En somme, Grand Theft Auto V est l’un des meilleurs jeux de l’année, facilement. L’immense popularité du jeu fera sûrement en sorte qu’il remportera le titre du jeu de l’année devant Bioshock Infinite et The Last of Us disons. Le jeu se compare plus facilement à The Elder Scrolls V : Skyrim. Bien que les deux jeux se déroulent dans des mondes complètement différents, leur jouabilité fait en sorte qu’ils se ressemblent. Avec le mode en ligne, vous pourrez mettre des dizaines d’heures supplémentaires dans le jeu. Tout joueur doit essayer GTA V. Ce n’est pas pour rien que la franchise règne dans le genre monde ouvert. C’est un événement à chaque fois qu’un nouvel opus se retrouve sur les tablettes. J’ai tendance à revenir à la série de temps en temps parce qu’elle est parfaite pour relâcher son stress. Quoi de mieux après une mauvaise journée que de se défouler sur des victimes sans défense (pixélisées évidemment)? Je pourrais facilement faire un parallèle avec les gens qui préfèrent plutôt se défouler dans le monde réel mais aujourd’hui n’est pas ce jour. Je ferai un article sur les jeux vidéo et la violence une autre fois car c’est tout de même un sujet passionnant.

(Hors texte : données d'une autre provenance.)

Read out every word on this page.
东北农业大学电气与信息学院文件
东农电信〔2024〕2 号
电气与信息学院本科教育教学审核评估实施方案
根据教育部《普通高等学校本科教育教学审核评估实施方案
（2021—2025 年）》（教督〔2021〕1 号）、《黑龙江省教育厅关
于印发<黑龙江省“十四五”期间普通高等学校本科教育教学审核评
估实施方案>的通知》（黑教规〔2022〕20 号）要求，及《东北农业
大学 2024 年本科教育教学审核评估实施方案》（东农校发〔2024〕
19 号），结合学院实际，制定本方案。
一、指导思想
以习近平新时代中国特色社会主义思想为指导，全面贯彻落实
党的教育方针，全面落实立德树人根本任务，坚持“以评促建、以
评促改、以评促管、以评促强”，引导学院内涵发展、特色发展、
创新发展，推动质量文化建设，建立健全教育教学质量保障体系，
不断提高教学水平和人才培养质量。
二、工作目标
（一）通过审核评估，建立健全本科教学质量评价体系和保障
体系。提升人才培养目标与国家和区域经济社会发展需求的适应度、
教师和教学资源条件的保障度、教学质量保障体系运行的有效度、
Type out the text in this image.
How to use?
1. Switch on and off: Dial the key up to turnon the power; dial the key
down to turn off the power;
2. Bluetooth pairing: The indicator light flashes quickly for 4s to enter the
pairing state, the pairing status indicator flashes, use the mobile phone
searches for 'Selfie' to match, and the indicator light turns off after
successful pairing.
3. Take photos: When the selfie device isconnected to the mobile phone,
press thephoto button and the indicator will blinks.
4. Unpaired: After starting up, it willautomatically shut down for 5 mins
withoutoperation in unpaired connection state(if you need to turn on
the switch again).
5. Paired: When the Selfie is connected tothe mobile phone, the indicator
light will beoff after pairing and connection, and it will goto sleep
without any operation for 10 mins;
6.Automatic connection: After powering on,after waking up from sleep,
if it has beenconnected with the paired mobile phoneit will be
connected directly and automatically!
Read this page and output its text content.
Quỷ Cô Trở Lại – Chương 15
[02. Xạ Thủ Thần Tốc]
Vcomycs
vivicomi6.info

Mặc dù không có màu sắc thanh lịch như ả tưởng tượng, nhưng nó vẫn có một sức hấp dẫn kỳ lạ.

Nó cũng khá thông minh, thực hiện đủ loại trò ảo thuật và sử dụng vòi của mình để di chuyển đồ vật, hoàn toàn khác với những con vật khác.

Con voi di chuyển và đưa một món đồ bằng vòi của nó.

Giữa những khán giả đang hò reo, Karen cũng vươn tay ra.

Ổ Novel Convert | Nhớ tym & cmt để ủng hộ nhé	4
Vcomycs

Néanmoins, ne laissez pas des jeunes enfants jouer à des jeux comme celui-ci. Les adolescents le feront peu importe votre décision, eux (je sais, je n’avais pas l’âge d’y jouer non plus quand j’ai commencé). Il y a par contre trop de situations matures  pour les enfants. Évidemment, ils ne possèdent pas tous le même niveau de maturité. Sachez du moins qu’il y a de la nudité, de la drogue, de l’alcool, de la violence et du langage ordurier. À vous d’établir si vos enfants (si vous en avez) sont assez matures pour comprendre ce qui se passe réellement. S’ils regardent déjà des films d’action du genre 13 ans et plus, vous n’avez rien d’autre à craindre. Je me devais de souligner ceci avant de clôturer ma critique. À vous d’acquiescer ou de me dire de me mêler de ce qui me regarde. Sur ce, je vous revois à ma prochaine critique très chère lecteur(trice).